Article 225 of the CLT provides that bank employees may work overtime on an exceptional basis, and article 59 of the CLT provides that daily working hours may be increased with overtime, not exceeding two hours, pursuant to an individual agreement or collective bargaining agreement.

That is, the only way to preserve both provisions in the legal system would be to find that bank employees may work overtime (i) exceptionally, even if there is no agreement in this regard; and (ii) habitually, when the agreement is formalized in the course of the employment contract, since article 225 of the CLT itself states that the general principles regarding the duration of work should be observed, such as the possibility of formalizing extension of working hours provided for in article 59 of the CLT.

This interpretation has not yet settled by the labor courts, but has been reinforced by MP 905, as article 225 of the CLT remained unchanged, thus maintaining the provision regarding the exceptionality of extension of bank employees' working hours. In view of the limitation of the special working hours to bank employees working as tellers, it should be considered that the wording provided for in article 225 is also limited to these professionals.

In addition to the amendment of article 224, head paragraph, of the CLT, and the inclusion of paragraph 3 mandating an eight-hour workday for other bank employees, paragraph 4 was also included in article 224 of the CLT, establishing that, in the event of a judicial decision that rules out an employee's classification within the exception provided for in paragraph 2 of article 224, the amount due by virtue of overtime and consequential payments must be fully deducted or offset in the amount of the bonus for the position and consequential payments.

This change was possibly the least impactful for this group of employees, as it only reproduces the first paragraph of section 11 of the Bank Employees’ Collective Bargaining Agreement (CCT), which since 2018 has governed any possible offsetting between overtime hours and position bonuses, in the event of de-qualification, in a labor claim, of the position with the bank as being one of trust.

The provision set forth in the CCT is now applicable to labor claims filed as of December 1, 2018, and, therefore, has been known to this group of workers for at least one year. However, the reproduction of this provision in the CLT is important in settling its application, since the validity of section 11 of CCT 2018/2019 has not yet been consolidated by the labor courts. The reason for this is the fact that some judges demonstrated a certain resistance to applying it, arguing that the provision constitutes intervention into the role of the judge, which is exclusive to the Judiciary, and, therefore, is not a question of the prevalence of what is negotiated over what is legislated.

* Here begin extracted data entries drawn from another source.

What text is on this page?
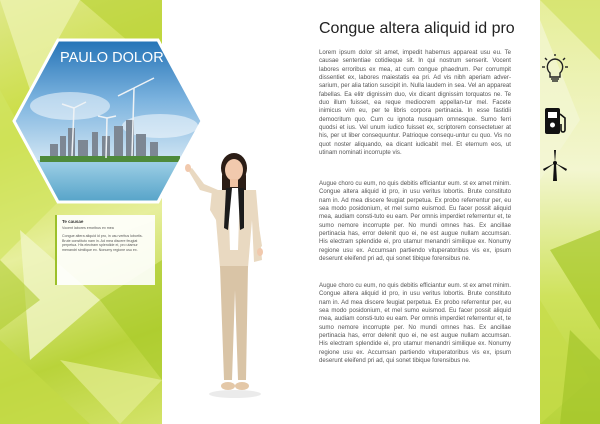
PAULO DOLOR
Te causae
Vocent labores erroribus ex mea
Congue altera aliquid id pro, in usu veritus lobortis. Brute constituto nam in. Ad mea discere feugiat perpetua. His electram splendide ei, pro utamur menandri similique ex. Nonumy regione usu ex.
Congue altera aliquid id pro

Lorem ipsum dolor sit amet, impedit habemus appareat usu eu. Te causae sententiae cotidieque sit. In qui nostrum senserit. Vocent labores erroribus ex mea, at cum congue phaedrum. Per corrumpit dissentiet ex, labores maiestatis ea pri. Ad vis nibh aperiam adver-sarium, per alia tation suscipit in. Nulla laudem in sea. Vel an appareat fabellas. Ea elitr dignissim duo, vix dicant dignissim torquatos ne. Te duo illum fuisset, ea reque mediocrem appellan-tur mel. Facete inimicus vim eu, per te libris corpora pertinacia. In esse fastidii democritum quo. Cum cu ignota nusquam omnesque. Sumo ferri quodsi et ius. Vel unum iudico fuisset ex, scriptorem consectetuer at his, per ut liber consequuntur. Patrioque consequ-untur cu quo. Vis no quot noster aliquando, ea dicant iudicabit mel. Et eternum eos, ut utinam nominati incorrupte vis.

Augue choro cu eum, no quis debitis efficiantur eum. st ex amet minim. Congue altera aliquid id pro, in usu veritus lobortis. Brute constituto nam in. Ad mea discere feugiat perpetua. Ex probo referrentur per, eu sea modo posidonium, et mel sumo euismod. Eu facer possit aliquid mea, audiam consti-tuto eu eam. Per omnis imperdiet referrentur et, te sumo nemore incorrupte per. No mundi omnes has. Ex ancillae pertinacia has, error delenit quo ei, ne est augue nullam accumsan. His electram splendide ei, pro utamur menandri similique ex. Nonumy regione usu ex. Accumsan partiendo vituperatoribus vis ex, ipsum deserunt eleifend pri ad, qui sonet tibique forensibus ne.

Augue choro cu eum, no quis debitis efficiantur eum. st ex amet minim. Congue altera aliquid id pro, in usu veritus lobortis. Brute constituto nam in. Ad mea discere feugiat perpetua. Ex probo referrentur per, eu sea modo posidonium, et mel sumo euismod. Eu facer possit aliquid mea, audiam consti-tuto eu eam. Per omnis imperdiet referrentur et, te sumo nemore incorrupte per. No mundi omnes has. Ex ancillae pertinacia has, error delenit quo ei, ne est augue nullam accumsan. His electram splendide ei, pro utamur menandri similique ex. Nonumy regione usu ex. Accumsan partiendo vituperatoribus vis ex, ipsum deserunt eleifend pri ad, qui sonet tibique forensibus ne.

Some judges also contend that employees hired before the effective date of the provision may not undergo prejudicial changes in the conditions of the labor contract, under the terms of article 468 of the CLT.

The matter was apparently settled with the publication of MP 905, which is immediately effective in relation to article 224 of the CLT.

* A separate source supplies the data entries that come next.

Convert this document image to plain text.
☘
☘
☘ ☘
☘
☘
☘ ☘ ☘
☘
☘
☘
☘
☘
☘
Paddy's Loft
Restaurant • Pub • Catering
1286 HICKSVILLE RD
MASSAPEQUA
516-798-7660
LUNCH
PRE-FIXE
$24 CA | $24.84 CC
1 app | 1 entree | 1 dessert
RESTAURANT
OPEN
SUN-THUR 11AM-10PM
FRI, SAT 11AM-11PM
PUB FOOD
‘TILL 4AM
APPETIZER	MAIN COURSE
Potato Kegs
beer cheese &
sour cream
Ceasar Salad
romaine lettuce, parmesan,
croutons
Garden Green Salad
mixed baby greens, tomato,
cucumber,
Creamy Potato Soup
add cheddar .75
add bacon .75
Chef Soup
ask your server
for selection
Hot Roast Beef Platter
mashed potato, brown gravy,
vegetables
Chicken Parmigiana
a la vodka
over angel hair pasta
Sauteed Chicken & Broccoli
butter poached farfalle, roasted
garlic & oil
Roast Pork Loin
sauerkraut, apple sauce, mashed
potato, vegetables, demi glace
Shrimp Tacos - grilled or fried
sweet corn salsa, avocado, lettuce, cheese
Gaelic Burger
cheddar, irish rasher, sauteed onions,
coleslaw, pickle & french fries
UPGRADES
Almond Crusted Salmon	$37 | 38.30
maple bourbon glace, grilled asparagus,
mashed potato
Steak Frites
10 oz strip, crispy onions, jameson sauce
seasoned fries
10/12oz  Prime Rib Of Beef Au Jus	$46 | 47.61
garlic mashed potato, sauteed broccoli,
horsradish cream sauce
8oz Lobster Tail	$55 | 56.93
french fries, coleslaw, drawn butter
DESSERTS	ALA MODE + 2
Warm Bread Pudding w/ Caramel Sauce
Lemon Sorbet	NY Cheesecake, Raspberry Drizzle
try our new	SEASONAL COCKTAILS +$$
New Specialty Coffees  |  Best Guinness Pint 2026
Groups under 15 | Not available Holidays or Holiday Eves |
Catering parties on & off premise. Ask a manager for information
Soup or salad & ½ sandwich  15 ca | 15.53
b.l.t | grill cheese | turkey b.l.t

The term of duration of MP 905 is 60 days, extendable once for the same period. If not converted into law during this period, the text will lose its effectiveness. This means that although the changes in bank employees' working hours indicate a positive and expected change, especially given that the activity of this group of employees in modern society does not have the same peculiarity that supported its special framework, it is possible that the text suggested by MP 905 not be converted into law, as we observed in relation to MPs 808/17 and 873/19.

Accordingly, we recommend that prior to making any changes to employees' employment contracts, even if via contractual amendment, financial institutions should be properly advised by their legal department in order to avoid undue or inapplicable changes in view of the still provisional nature of the executive order.